Google’s Chrome browser recently introduced little loudspeaker icons to tell you which tab is playing audio or video. It’s a neat feature, especially if you have lots of tabs open and one of them suddenly starts to auto-play an annoying ad at full volume. But how does the browser actually know this? It’s a fascinating question, and the answer has a lot to do with the evolution of media playback on the web.
Multimedia hacker Mike Melanson has the entire backstory to this in a fascinating little post on his website that also explains why this new approach is a lot easier for developers. Check it out if you want to read a neat piece of multimedia geekery.
Essentially, there are two ways media is being presented online: Publishers either rely on third-party plugins like Flash, or use HTML5 instead to play audio or video natively in the browser. The latter is the more modern approach, and also an easy feat for Chrome. By using HTML, publishers essentially turn your browser into a media player, and Chrome just needs to tell you which of its tabs is playing what.
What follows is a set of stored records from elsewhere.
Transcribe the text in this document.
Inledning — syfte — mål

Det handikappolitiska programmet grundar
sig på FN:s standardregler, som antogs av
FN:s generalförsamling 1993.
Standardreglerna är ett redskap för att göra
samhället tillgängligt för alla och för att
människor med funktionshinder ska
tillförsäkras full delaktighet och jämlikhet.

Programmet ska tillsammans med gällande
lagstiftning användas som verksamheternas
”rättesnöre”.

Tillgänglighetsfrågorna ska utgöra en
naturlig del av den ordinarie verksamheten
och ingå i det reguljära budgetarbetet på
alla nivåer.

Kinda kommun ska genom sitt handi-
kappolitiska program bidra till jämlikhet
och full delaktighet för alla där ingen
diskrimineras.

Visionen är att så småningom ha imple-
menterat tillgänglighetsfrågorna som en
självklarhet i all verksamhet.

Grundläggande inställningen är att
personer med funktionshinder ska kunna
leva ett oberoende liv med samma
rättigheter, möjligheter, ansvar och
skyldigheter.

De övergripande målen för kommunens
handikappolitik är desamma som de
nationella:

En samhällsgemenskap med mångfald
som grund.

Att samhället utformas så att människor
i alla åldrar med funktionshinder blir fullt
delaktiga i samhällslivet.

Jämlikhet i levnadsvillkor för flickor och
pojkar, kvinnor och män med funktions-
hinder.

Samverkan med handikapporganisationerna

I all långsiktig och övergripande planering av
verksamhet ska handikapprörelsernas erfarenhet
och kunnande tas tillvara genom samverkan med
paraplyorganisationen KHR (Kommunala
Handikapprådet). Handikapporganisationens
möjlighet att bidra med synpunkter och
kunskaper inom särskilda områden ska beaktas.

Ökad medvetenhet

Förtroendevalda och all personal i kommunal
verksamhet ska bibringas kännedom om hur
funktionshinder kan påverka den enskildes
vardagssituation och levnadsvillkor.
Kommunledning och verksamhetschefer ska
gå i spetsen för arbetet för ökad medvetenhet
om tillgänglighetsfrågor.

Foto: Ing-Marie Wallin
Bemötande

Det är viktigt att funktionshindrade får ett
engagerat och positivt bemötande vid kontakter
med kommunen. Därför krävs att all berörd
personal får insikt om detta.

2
But Flash, or other third-party plugins, are a different story. If Chrome has five tabs with Flash open, how does it know which one of these is making noise? Until recently, it actually wouldn’t have been able to tell you.
Google recently started to phase out support for a plugin API established by Netscape back in the 1990s, which essentially allowed a plugin like Fresh to play audio independently of the browser. Instead, it introduced a new architecture that routes any audio through the browser, thereby giving Chrome a way to know which tab is playing what.